More Covers

I concluded my last post with a thought about how authors should follow the monumental effort of writing a book with a good cover. This is an area that can be a little sensitive, and I get it. Self-publishing is not cheap. Even the cost of having a professional produce a book cover is enough to be more than a blip on the budget. As I was talking about in the previous post, people can tell when a cover looks cheap. If a writer is on a shoestring budget and only publishing on Amazon since anybody can do it at no cost, then it doesn’t make sense to spend hundreds of dollars on a cover. I published my first three books that way and two of the covers were made from photographs I’d taken of the New Mexico desert.
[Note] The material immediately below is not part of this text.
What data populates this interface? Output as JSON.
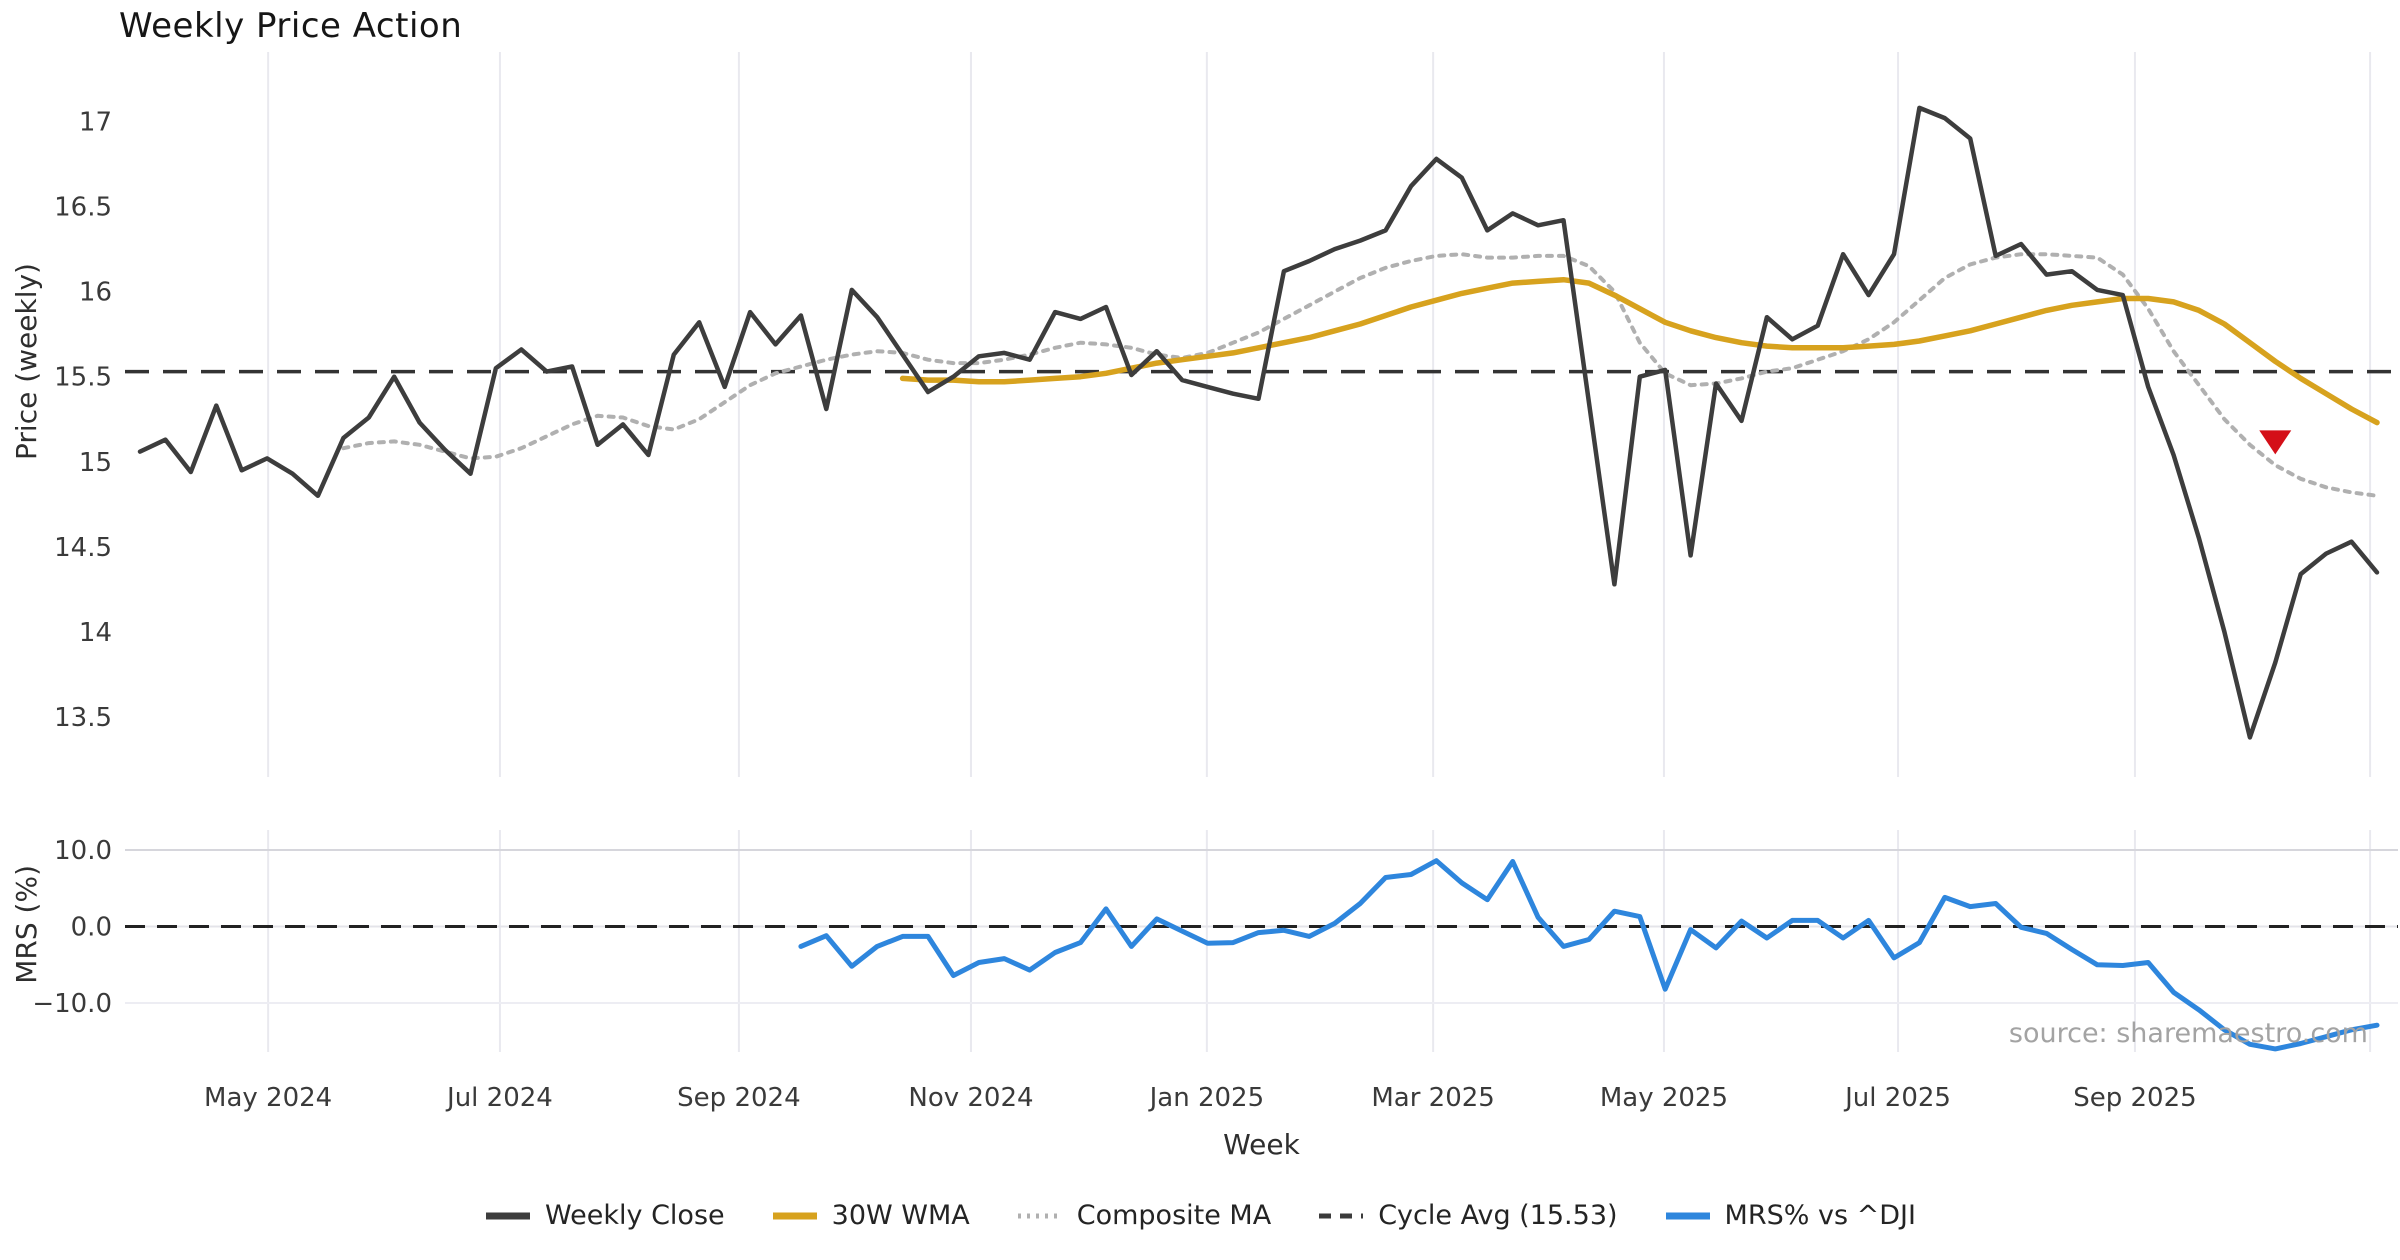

Were they good covers? Gosh, no. Did I have money to pay for an actual artist to design them? An even more emphatic no. I guess that brings up the question some of us face: is it better to publish a book with a second-rate cover or to wait until I have the money to pay for a good one? You know how I answered that one with those three novels. Will I go back and get better packaging on those books? Maybe. When I wrote First and wanted to publish it, I’d put a lot of effort into making it as good as possible, much more so than the first three books. I felt the effort deserved professional packaging and distribution and fortunately, I was in a place where I could afford to do so. Even though it’s my fourth published book, I refer to First as my first professionally-printed book. The cover looks great when I pull up the page for the book on Amazon and B&N and Apple. It looks good on review sites. And it looks fantastic when I hold the book in my hands. All this to say that it’s clear when someone pays for a $60 fiverr gig for their cover as opposed to investing in their book’s success with a professional. And trust me, people do judge a book by its cover.